Through these stories, readers are given a peek into the lives of a range of female characters who live in a city with a historically vibrant Black community and culture yet still deal with issues of race, femaleness, and of course, humanity.
There is more to DC than tourists and politics.
Note on the title: For many Americans, the phrase “training school” connotes an educational institution that caters to people who are not considered able to benefit from an “education”. “Training” is the most they can hope to accomplish. I have never heard this term associated with the schools that were only for Black people that we once had although I’m sure they existed. I remember it’s being used for developmentally impaired people, but for anyone the term is now outdated.
Many universities that have the term “agricultural” in their name were probably started to cater to Black Americans because a college to teach agriculture was less threatening to White Americans. Many of these universities retain the term “agricultural” in their names out of a sense of pride in their roots.

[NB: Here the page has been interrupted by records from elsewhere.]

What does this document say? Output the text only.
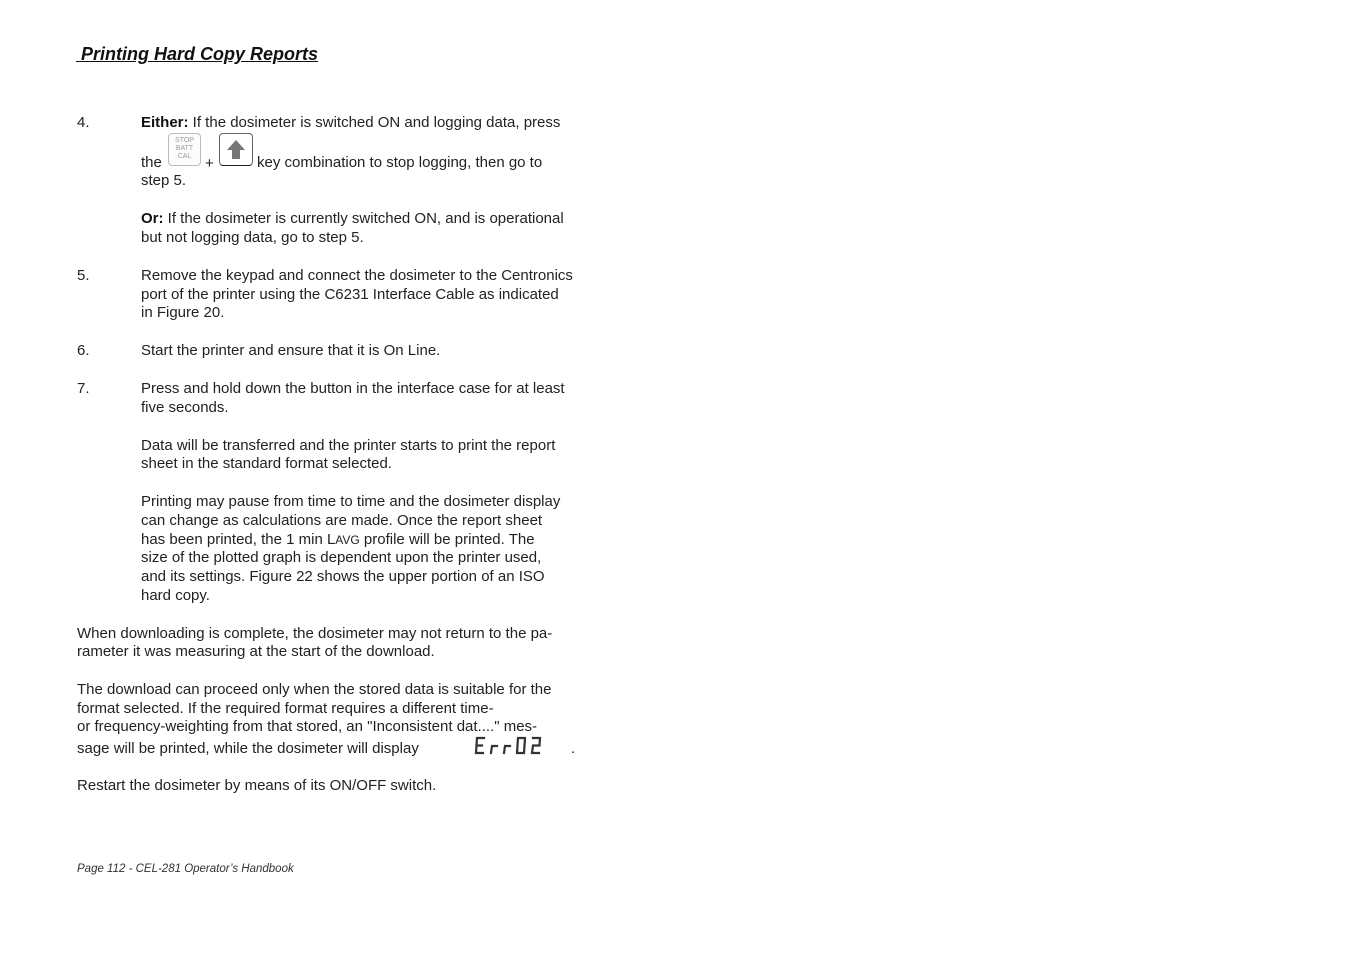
Printing Hard Copy Reports

4.	Either: If the dosimeter is switched ON and logging data, press

the

STOP
BATT
CAL +	key combination to stop logging, then go to

step 5.

Or: If the dosimeter is currently switched ON, and is operational

but not logging data, go to step 5.

5.	Remove the keypad and connect the dosimeter to the Centronics

port of the printer using the C6231 Interface Cable as indicated

in Figure 20.

6.	Start the printer and ensure that it is On Line.

7.	Press and hold down the button in the interface case for at least

five seconds.

Data will be transferred and the printer starts to print the report

sheet in the standard format selected.

Printing may pause from time to time and the dosimeter display

can change as calculations are made. Once the report sheet

has been printed, the 1 min LAVG profile will be printed. The

size of the plotted graph is dependent upon the printer used,

and its settings. Figure 22 shows the upper portion of an ISO

hard copy.

When downloading is complete, the dosimeter may not return to the pa-

rameter it was measuring at the start of the download.

The download can proceed only when the stored data is suitable for the

format selected. If the required format requires a different time-

or frequency-weighting from that stored, an "Inconsistent dat...." mes-

sage will be printed, while the dosimeter will display	.

Restart the dosimeter by means of its ON/OFF switch.

Page 112 - CEL-281 Operator’s Handbook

Camille Acker explains more about this concept and how she got this idea in the interview below.
In Conversation with Camille Acker from Lumina at Sarah Lawrence College
Who is Camille Acker?
Camille Acker is from Washington, DC. She holds degrees from Howard University and Mexico State University. This is her first short story collection.
If you love Michelle Obama (and who doesn’t?) read The Lois Level’s Loved Michelle Obama’s “Becoming”? Try these for great reads about real African-American women.
Stories We Really Liked:
“Cicada” is about what happens when your parents push you out of your world into one that isn’t quite your own. Your parents know what is expected in that world, and you do too, but still, those who “belong, belong” are going to try to pull you down at every turn. And then, what do you know, you turn out to fit in an unexpected way.
That’s what I got out of this story. Your take might be completely different…tell me what you think.
This story tells a truth about teaching: you have to be a grown up. In your mind. You have to know the difference between yourself, as the teacher, and the students. If you can’t do that, don’t teach. You are not helping the kids, no matter what you tell yourself.
Oh yeah, and what goes around comes around. If you are going to take advantage of a bad situation, as a student does in this story, the “underprivileged” card, or any card, is only going to get you so far.
“Mambo Sauce” is about reconnecting to your roots with food. Well, not really, but it does center on a Washington DC tradition: Mambo Sauce. Or Mumbo Sauce, depending on whom you ask.
This story does include one of the cattiest, meanest insults I think I’ve ever read, and it was directed by a character I like toward a character I don’t, particularly.
It’s one of those moments that none of us wants to admit we have or ever have had: when some insecurity or internal tension rears its ugly head, seemingly out of nowhere.
What I like about this story is that it’s about a character trying to sort out a complicated situation to understand who she really is and what she wants out of life. And there isn’t anywhere for her to place blame. No one to scapegoat so she can get out of making the choice. And it’s a good thing she can’t, because then she won’t be happy, but how do you figure out who you are when there is no apparent mold?
More by Camille Acker:
Baby Boom is one of the first movies that I owned (on VHS, gotten through a “get 13 for 1 cent” offer) when I got my first VCR right after college, in 1989. I still love this movie, and Acker aptly explains why.
Really, what in the heck does “having it all” mean anyway?